Now that we understand why respiration is important let’s look at the structures we need to do it!
The largest portion of our respiratory system, the lungs, is housed in our thoracic cavity. There they are protected from damage by our ribs and surrounded by two layers of connective tissue called pleura. The first layer, the visceral pleura, sits directly on the lung while the second layer the parietal pleura envelops each lung and attaches to the inner wall of the thoracic cavity. Between both layers, there is a small fluid-filled space called the pleural space. The fluid helps lubricates the two pleura allowing them to slide easily against one another. Additionally, this fluid cushions the lungs against impacts and helps protect them as we go about our day.
Laying just outside of the parietal pleura is the diaphragm and the intercostal muscles. These guys are the workhorses of respiration and are ultimately responsible for the movement of air into our lungs. By contracting they expand the rib cage and decrease the pressure in the lungs causing air to flow into our lungs. When they relax they shrink the size of our ribcage forcing air out of our lungs. We will look at this process in-depth in the next lesson to we can get a good sense of all the moving parts and the gas laws that explain it
Image: Diaphragm getting pulled down = contraction causing it to expand. Imagine it as being elastic and little people have to exert effort to pull it downwards thus inspiration takes effort. Snaps back into place without any issues though so exhalation is passive.
Our respiratory system is comprised of an elaborate series of tubes that help conduct air into our lungs where atmospheric gases can be exchanged and transported into our blood. This portion of our respiratory system comprises the upper respiratory system and is sometimes called dead space because at this level no gas exchange occurs.

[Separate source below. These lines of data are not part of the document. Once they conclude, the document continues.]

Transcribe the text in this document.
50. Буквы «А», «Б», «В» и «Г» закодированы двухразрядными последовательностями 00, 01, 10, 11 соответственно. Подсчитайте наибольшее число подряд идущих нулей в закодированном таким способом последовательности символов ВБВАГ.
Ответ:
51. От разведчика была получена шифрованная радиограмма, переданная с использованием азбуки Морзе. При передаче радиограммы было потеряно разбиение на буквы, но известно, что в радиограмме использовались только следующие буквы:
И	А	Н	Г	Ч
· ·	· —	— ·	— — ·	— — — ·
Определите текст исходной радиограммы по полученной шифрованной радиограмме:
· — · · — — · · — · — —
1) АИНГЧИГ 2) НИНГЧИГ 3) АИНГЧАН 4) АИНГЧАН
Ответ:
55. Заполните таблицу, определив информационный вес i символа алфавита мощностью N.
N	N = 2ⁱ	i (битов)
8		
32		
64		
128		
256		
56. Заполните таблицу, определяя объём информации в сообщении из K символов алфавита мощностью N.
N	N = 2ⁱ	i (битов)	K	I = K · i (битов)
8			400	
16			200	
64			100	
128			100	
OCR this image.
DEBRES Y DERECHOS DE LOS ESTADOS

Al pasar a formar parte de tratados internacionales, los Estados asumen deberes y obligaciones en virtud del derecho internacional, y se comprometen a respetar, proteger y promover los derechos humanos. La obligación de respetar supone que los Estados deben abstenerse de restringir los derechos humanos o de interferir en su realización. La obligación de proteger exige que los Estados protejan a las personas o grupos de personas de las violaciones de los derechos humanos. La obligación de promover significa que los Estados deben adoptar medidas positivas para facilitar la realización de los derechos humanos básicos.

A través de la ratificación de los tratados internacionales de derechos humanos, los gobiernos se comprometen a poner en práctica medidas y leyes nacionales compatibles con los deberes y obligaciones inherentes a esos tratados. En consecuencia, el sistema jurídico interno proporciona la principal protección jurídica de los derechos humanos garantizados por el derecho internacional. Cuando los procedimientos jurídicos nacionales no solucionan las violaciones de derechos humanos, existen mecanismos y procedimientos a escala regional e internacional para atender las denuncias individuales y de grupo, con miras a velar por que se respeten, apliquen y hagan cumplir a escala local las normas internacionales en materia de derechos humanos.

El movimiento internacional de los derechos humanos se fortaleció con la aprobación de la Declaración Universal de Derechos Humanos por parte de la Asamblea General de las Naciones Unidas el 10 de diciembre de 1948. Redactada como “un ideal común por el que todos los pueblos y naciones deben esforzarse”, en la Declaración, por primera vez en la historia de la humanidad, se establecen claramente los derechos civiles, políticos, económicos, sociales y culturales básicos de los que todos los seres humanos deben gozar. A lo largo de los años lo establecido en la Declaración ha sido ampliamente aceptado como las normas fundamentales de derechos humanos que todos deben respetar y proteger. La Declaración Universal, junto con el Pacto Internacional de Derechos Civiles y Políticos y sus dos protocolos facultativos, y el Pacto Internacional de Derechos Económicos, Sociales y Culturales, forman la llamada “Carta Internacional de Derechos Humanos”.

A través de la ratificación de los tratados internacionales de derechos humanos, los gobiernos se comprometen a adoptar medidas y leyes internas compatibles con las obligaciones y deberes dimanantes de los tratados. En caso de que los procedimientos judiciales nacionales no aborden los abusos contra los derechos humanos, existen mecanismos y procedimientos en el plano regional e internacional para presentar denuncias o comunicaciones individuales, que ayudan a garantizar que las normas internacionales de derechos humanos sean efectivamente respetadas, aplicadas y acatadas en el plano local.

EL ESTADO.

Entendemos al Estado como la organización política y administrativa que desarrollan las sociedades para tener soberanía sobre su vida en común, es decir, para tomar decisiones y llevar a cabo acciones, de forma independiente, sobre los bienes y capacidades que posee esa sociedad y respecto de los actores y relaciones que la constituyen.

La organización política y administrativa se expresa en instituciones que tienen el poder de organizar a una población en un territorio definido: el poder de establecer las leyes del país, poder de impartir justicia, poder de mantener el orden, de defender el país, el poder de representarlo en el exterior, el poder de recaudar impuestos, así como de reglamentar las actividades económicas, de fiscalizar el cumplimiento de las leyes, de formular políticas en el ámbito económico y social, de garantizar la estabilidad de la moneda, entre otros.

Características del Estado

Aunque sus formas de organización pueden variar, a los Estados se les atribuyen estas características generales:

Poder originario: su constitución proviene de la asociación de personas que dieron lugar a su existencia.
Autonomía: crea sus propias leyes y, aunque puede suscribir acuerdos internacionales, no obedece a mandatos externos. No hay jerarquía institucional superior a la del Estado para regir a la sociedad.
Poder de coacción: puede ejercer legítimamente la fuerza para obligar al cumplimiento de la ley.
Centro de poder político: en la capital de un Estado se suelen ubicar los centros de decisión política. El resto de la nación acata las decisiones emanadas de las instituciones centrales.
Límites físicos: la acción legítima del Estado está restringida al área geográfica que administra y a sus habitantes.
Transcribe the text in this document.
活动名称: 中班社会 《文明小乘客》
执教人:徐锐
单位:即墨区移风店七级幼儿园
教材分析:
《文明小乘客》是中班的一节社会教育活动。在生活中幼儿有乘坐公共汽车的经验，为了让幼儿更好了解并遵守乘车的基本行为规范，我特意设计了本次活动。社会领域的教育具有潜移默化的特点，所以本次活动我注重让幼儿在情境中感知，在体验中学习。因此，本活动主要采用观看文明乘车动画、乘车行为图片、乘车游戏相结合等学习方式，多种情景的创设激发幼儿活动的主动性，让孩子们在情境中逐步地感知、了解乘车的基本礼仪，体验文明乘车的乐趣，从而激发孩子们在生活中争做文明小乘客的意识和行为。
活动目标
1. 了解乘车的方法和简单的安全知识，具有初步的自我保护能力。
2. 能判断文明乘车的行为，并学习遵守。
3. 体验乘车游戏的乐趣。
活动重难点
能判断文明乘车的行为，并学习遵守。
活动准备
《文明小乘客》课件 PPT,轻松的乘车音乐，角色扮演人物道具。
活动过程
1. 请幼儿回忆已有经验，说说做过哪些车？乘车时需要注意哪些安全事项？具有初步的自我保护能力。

Instead, the upper respiratory system acts only as a transport tube starting at the nares, more commonly known as the nostrils, or the mouth depending on how we are breathing. From there the air dumps into the oral cavity and progress into the pharynx through the larynx past the epiglottis and into the trachea. The trachea then branches into two bronchi and then into smaller hoses called bronchioles. This pattern of branching allows for air delivery to a much greater surface area. So by the time the air reaches our alveoli, it is spread out over a far greater surface area increasing gas exchange efficiency.
At this point, the air has finally reached our alveoli where gas exchange occurs. It is called exchange because different gases are moving in different directions and exchange places with one another. In this case, CO2 flows out of the pulmonary capillaries into the alveoli while O2 flows out of the alveoli and into the pulmonary capillaries through simple diffusion.
Image: Following from the previous theme I think of alveoli as a garden where oxygen is exchanged alveoli already look like trees so I think that is where that idea comes from for me. Open to ideas and suggestions since this is a bit vague and inchoate. Like the dollar signs though so maybe we can weave that in somehow. Since oxygen is like the currency for energy creation.
Here diffusion is driven by a difference in the partial pressures of gases between the alveoli and the pulmonary capillaries. It works in nearly the same way as a regular old concentration gradient except here pressure replaces concentration. We will take a deeper look at this process in the next section so we can get a good sense of how this works.
Unfortunately, when we inhale we aren’t just getting air. We are also taking in all of the pathogens, microscopic dust particles, or not so microscopic bugs suspended in the air. This is a big problem for our lungs because pathogens can cause infection and dust and bugs can damage the delicate alveoli that allow us to exchange air.
Thankfully, we have a series of air purifiers that help to block out harmful substances and other large particles. The first barrier is our vibrissae, a fancy term for nose hair, which forms a screen or sieve that blocks the passage of large particles and dust.
Additionally, our nose and throat contains mucus that traps smaller particulates and pathogens. Our mucus doesn’t just play a passive role though it also contains an enzyme called lysozyme (lyso = to lyse or break) that breaks apart bacteria whose walls have a high quantity of peptidoglycan.
Furthermore, the mucus houses a wide variety of immune cells and antibodies all of which are poised and ready to attack any unwary invaders. Eventually, this mucus will end up oozing down our throat (kinda gross I know!) where cilia, small moving hair-like structures, will propel the mucus into our oral cavity or pharynx for elimination.
Summary Image: Wondering if it is possible to create a big picture zoom out that incorporates the different parts so people can see the whole system at a glance. Sketchy comes to mind. This is super extra though so feel free to skip it.